Nos Estados Unidos, ele gravou um clássico da BOSSA-JAZZ, “BUD SCHANK e JOÃO DONATO”. E, também em 1965 fez um de seus discos mais conhecido: “THE NEW SOUND OF BRAZIL, PIANO OF JOÃO DONATO”, com a participação do guitarrista LUIZ BONFÁ, outro CRAQUE de sucesso na AMÉRICA.
O LP. veio na cola do grande sucesso conseguido por “ANTONIO CARLOS JOBIM, THE COMPOSER OF DESAFINADO PLAYS” , 1963, disco de BOSSA – LOUNGE, com TOM ao piano e violão.
Os dois discos seguem modelo semelhante, e são acompanhados por orquestra regida pelo famoso maestro e arranjador CLAUS OGERMAN, de extensa carreira em gravações de SINATRA a DIANA KRALL…
JOÃO comentou que OGERMAN ligou de madrugada pra ele no Hotel. E fez algumas consultas sobre as músicas que entrariam no disco a ser gravado no dia seguinte. Ainda faltavam quatro arranjos!
Então, DONATO pergunta: “Mas CLAUS, os arranjos ainda não estão prontos? É daqui a algumas horas!!! Como é que você vai fazer”?
E o MAESTRO responde: “Fica tranquilo, é fácil”. “Eu sempre escrevo a primeira ideia que me vem à cabeça…”
JOÃO DONATO, que era um intuitivo antenado e perspicaz, concluiu para a vida: Pra conseguir isso “É PRECISO ESTAR PENSANDO BEM O TEMPO INTEIRO”…
E este era o segredo dele para as coisas darem certo “espontaneamente”, e com leveza… JOÃO DONATO PENSAVA BEM O TEMPO TODO!
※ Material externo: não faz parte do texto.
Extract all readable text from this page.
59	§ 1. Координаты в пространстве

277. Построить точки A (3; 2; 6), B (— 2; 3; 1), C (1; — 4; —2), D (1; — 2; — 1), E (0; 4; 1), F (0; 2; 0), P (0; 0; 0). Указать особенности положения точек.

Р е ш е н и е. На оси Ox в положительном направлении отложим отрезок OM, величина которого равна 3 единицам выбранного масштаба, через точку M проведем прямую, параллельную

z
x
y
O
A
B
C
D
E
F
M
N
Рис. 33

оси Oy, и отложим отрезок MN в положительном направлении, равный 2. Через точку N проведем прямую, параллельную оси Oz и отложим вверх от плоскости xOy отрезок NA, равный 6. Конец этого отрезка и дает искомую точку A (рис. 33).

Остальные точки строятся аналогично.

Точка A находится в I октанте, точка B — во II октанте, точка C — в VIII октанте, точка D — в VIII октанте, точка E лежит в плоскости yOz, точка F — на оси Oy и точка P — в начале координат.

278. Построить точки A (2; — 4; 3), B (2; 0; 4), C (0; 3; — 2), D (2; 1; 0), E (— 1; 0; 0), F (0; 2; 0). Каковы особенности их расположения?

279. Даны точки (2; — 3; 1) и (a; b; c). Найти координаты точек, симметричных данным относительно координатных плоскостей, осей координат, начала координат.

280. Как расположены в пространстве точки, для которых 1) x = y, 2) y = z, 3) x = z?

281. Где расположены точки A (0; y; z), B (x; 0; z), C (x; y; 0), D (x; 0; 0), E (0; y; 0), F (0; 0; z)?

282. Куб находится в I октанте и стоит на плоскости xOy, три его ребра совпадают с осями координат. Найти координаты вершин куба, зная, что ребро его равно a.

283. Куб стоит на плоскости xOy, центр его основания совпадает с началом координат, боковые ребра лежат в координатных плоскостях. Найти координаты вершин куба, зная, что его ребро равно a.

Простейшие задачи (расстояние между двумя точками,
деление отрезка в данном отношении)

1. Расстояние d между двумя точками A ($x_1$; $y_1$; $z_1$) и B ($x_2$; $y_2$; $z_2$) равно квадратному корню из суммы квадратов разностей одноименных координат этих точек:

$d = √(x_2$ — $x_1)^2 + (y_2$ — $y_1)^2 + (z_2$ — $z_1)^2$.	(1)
DONATO era curioso, aberto a experimentações e passeios pela vanguarda. Mas sempre mantendo seu estilo imediatamente reconhecível, aprimorado ao longo de anos em busca da eficiência, do ritmo e do andamento adequado; e de maneira inventiva, e talvez única!
É argumentável que DONATO tenha criado um híbrido original. Um tipo de FUSION mais ampla, abarcando o JAZZ MODERNO, o LATIN JAZZ e a BOSSA NOVA; com de algo FUNK, dançável, e pitadas de SOUL e música AFRO-CUBANA. Um “COMBO” ao alcance de poucos.
O uso de metais era essencial, e ajudou a introduzir DONATO em vários cenários, em épocas diferentes, à partir de meados da década de 1960, até pouco antes de morrer.
Seu personalíssimo teclar no piano se manteve intacto. O jeito de trabalhar com o silêncio e os espaços entre notas e acordes, e de relacionar-se com outros músicos e instrumentos da banda permaneceram modernos, inconfundíveis!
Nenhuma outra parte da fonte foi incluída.